Thai Police Find Skull, Declare Missing Karen Activist Murdered

Nontarat Phaicharoen
2019.09.03
Bangkok
190903-TH-Karen-Billy.1000.jpg Pinapa Prueksawan, widow of activist Porlajee Rakchongcharoen (alias Billy), talks to reporters at her home village in Phetchaburi, Thailand, about efforts to reopen the investigation into her husband’s 2014 disappearance, March 31, 2016.
Nontarat Phaicharoen/BenarNews

A Karen land-rights activist who went missing in 2014 was murdered, Thai police said Tuesday, after divers recovered a portion of his burned skull from a reservoir near his home.

Porlajee Rakchongcharoen (also known as “Billy”), was last seen on April 17, 2014, near Kaeng Krachan National Park in Phetchaburi province, 100 miles (160 km) south of Bangkok. He was 30 when he disappeared in suspicious circumstances.

“He was murdered,” police Lt. Col. Korawat Parnprapakorn, deputy director of the Department of Special Investigation (DSI), told reporters Tuesday.

“The DNA test matches the skull to his mother, Porrogee Rakchongcharoen,” said Korawat, adding that a witness led investigators to the crime scene. “We can confirm that the discovered skull belongs to Billy.”

DSI director Col. Paisit Wongmaung said investigators began diving into the reservoir in May and continued through late August to gather evidence.

Korawat said divers used sonar to detect submerged items, including a burned 200-liter barrel containing firewood and human bones.

 

 

Billy’s widow, Pinapa Prueksawan, said she would discuss the latest development in the case during a news conference on Wednesday.

In 2016, Pinapa blamed the then-chief of the national park, Chaiwat Limlikit-aksorn, and three of his subordinates for detaining her husband.

Billy was to testify in a court case filed by his fellow ethnic Karen farmers against Chaiwat and others. The farmers had alleged that Chaiwat and others ransacked and burned their homes and properties in Pongluek-Bangkloy, a village near the national park, in 2011.

Billy disappeared a day before he was to take the witness stand and Chaiwat was acquitted over insufficient evidence in July 2014.

Three years later, Billy’s widow and rights activists called on the DSI to reopen investigation.

Pornpen Kongkachonkiet, director of the Thai Cross-Cultural Foundation, an NGO that advocates for minorities, joined the request for DSI to reopen the case.

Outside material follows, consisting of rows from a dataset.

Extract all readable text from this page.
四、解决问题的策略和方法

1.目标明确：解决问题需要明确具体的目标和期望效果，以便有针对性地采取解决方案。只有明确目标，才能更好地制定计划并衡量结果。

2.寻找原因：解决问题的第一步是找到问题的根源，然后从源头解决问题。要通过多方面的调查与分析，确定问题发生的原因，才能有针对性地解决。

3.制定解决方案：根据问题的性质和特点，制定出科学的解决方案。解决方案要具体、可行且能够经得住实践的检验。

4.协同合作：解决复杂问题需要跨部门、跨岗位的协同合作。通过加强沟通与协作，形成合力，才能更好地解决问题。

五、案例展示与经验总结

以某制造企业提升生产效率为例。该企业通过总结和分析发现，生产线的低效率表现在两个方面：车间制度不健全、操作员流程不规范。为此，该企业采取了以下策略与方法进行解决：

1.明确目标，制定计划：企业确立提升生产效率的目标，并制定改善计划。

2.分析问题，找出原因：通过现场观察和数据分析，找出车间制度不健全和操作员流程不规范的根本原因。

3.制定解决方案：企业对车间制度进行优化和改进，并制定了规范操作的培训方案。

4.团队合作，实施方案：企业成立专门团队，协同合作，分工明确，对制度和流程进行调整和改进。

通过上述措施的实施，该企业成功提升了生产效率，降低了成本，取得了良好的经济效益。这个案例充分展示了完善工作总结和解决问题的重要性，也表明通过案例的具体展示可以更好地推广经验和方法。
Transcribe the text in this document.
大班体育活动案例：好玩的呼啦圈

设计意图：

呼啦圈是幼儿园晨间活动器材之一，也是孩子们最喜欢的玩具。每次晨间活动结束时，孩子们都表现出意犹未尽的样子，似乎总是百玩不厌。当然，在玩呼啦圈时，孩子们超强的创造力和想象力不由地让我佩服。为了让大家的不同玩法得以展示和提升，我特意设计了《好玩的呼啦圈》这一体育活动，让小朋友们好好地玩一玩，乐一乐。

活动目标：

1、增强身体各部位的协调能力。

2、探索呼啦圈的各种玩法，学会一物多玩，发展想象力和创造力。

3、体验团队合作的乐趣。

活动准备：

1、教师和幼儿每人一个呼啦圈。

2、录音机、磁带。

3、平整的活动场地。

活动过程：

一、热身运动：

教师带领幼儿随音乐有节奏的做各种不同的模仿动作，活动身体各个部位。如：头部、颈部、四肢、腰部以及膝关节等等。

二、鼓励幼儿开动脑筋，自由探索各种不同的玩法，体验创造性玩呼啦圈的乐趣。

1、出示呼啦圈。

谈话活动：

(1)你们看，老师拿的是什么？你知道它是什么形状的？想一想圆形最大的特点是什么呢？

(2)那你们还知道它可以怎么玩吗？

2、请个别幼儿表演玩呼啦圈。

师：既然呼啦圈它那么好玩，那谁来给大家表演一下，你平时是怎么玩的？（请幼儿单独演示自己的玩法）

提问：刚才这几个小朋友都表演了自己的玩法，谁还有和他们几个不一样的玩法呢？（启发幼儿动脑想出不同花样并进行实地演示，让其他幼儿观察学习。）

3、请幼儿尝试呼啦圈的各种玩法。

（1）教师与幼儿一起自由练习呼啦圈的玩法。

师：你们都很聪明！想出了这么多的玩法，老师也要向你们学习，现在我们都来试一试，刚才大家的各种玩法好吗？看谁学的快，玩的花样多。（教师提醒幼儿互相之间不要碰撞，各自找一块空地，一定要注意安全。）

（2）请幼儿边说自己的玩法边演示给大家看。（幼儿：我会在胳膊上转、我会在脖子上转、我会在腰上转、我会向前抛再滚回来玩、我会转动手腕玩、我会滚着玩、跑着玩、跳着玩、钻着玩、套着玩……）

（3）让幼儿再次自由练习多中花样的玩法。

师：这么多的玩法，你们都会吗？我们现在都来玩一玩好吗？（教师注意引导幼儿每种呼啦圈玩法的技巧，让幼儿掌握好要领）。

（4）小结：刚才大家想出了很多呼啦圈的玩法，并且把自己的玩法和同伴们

On Tuesday, she welcomed the confirmation of a DNA match, but feared those responsible for Billy’s death could escape prosecution.

“There was no summons nor arrest warrant against suspects or wrongdoers who took part in Billy’s murder,” Pornpen told BenarNews. “Such influential figures may try to elude such a heavy charge. I hope DSI is prepared to prevent that.”

A hill tribe

The Bwa G’Naw people, otherwise known as Karen, Kariang or Yang, are members of a hill tribe scattered across Myanmar, Laos and Thailand.

The number of Karen ranges between 7.5 million and 14 million, with most of them concentrated in Myanmar, according to official population estimates. The Australian Karen Foundation estimates as many as 1 million Karen live in Thailand.

The Karen differ from other hill tribes in that they live in permanent villages at lower elevations.

Their communities sometimes practice slash-and-burn farming, which can lead to conflict with forestry officials, especially when certain zones are declared forest reserves or protected national parkland. Park officials set fire to 20 homes in 2011 in an effort to stave off alleged land encroachment by Karen, according to the Bangkok Post.